This morning, a steady stream of bass fishermen made their way to Rainy Lake from the Sorting Gap Marina.
First on their minds has been the run up through the rapids and the climb of water under the lift bridge at Ranier. That wall of water has made more than one fisherman wonder at how much water is leaving Rainy Lake.
In pre-fishing, some anglers have totalled five fish limits exceeding 20 pounds while others have been stumped to find a single weighing fish.
Today’s break in the weather—with dropping temperatures and a strong northwest wind—promised to change fishing patterns again. The previous 10 days of bright sunny weather, and still surface water, had proven difficult.

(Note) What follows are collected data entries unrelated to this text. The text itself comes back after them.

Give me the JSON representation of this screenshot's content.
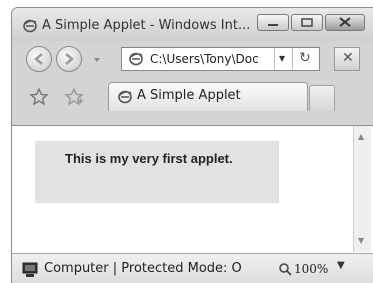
{
  "window": {
    "title": "A Simple Applet - Windows Int..."
  },
  "address_bar": {
    "value": "C:\\Users\\Tony\\Doc",
    "dropdown_glyph": "▾",
    "refresh_glyph": "↻",
    "stop_glyph": "✕"
  },
  "tabs": [
    {
      "label": "A Simple Applet"
    }
  ],
  "content": {
    "applet_text": "This is my very first applet."
  },
  "status_bar": {
    "zone": "Computer | Protected Mode: O",
    "zoom": "100%",
    "zoom_caret": "▼"
  },
  "icons": {
    "page_icon": "ie-page-icon",
    "favorites": "star-icon",
    "add_favorites": "add-favorites-icon",
    "computer": "computer-icon",
    "zoom": "magnifier-icon"
  },
  "colors": {
    "chrome": "#d4d4d4",
    "applet_bg": "#e2e2e2",
    "content_bg": "#ffffff"
  }
}
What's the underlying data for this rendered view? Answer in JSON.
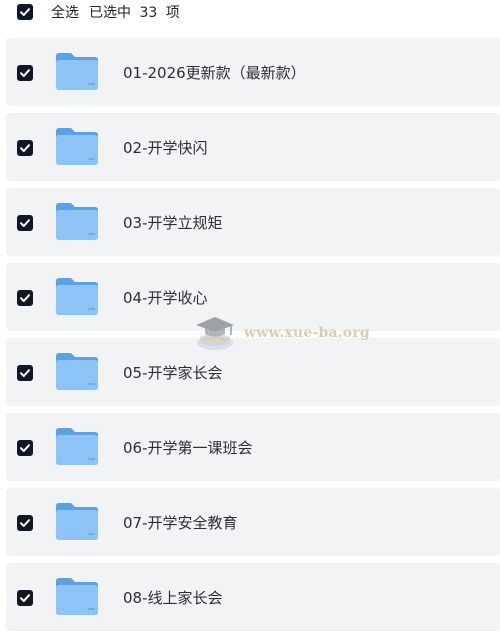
{
  "toolbar": {
    "select_all_label": "全选",
    "selected_count": "已选中 33 项",
    "select_all_checked": true
  },
  "folders": [
    {
      "label": "01-2026更新款（最新款）",
      "checked": true,
      "icon": "folder-icon"
    },
    {
      "label": "02-开学快闪",
      "checked": true,
      "icon": "folder-icon"
    },
    {
      "label": "03-开学立规矩",
      "checked": true,
      "icon": "folder-icon"
    },
    {
      "label": "04-开学收心",
      "checked": true,
      "icon": "folder-icon"
    },
    {
      "label": "05-开学家长会",
      "checked": true,
      "icon": "folder-icon"
    },
    {
      "label": "06-开学第一课班会",
      "checked": true,
      "icon": "folder-icon"
    },
    {
      "label": "07-开学安全教育",
      "checked": true,
      "icon": "folder-icon"
    },
    {
      "label": "08-线上家长会",
      "checked": true,
      "icon": "folder-icon"
    }
  ],
  "watermark": {
    "text": "www.xue-ba.org",
    "icon": "graduation-cap-logo"
  },
  "colors": {
    "checkbox_fill": "#101828",
    "row_background": "#f2f3f5",
    "folder_blue": "#7bb8f0"
  }
}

This change reflects much more accurately the traditional wind patterns found on Rainy Lake. Anglers will be looking to match previous years fishing patterns to today’s weather.
Mike Shultz and Larry Hullett were talking yesterday evening that tournament fishermen have made Rainy Lake a much smaller lake than in the first years.
As Shultz noted, his holes were located in Northeast Bay and north of Cherry Island the first couple of years of the Fort Frances Canadian Bass Championship and in the days of fishing those tournaments, he seldom ever saw a boat.
Today, anglers are reaching into every nook and cranny in the 270,000 acre lake to find fish—and being alone in an area has disappeared.
And while the lake seems to be getting smaller, the fishermen also are expanding their methods of fishing.
During yesterday’s Kid-Pro tourney, for instance, Jimmy Klick, who fishes the Professional Walleye Trail, experimented with planer boards and deep water trolling using deep-diving Shad Raps.
Others were using a finesse technique trolling and bouncing small jigs baited with small grubs along the bottom. Traditional jerk, spinner bait, and soft plastic presentations continued to dominate the practice fishing.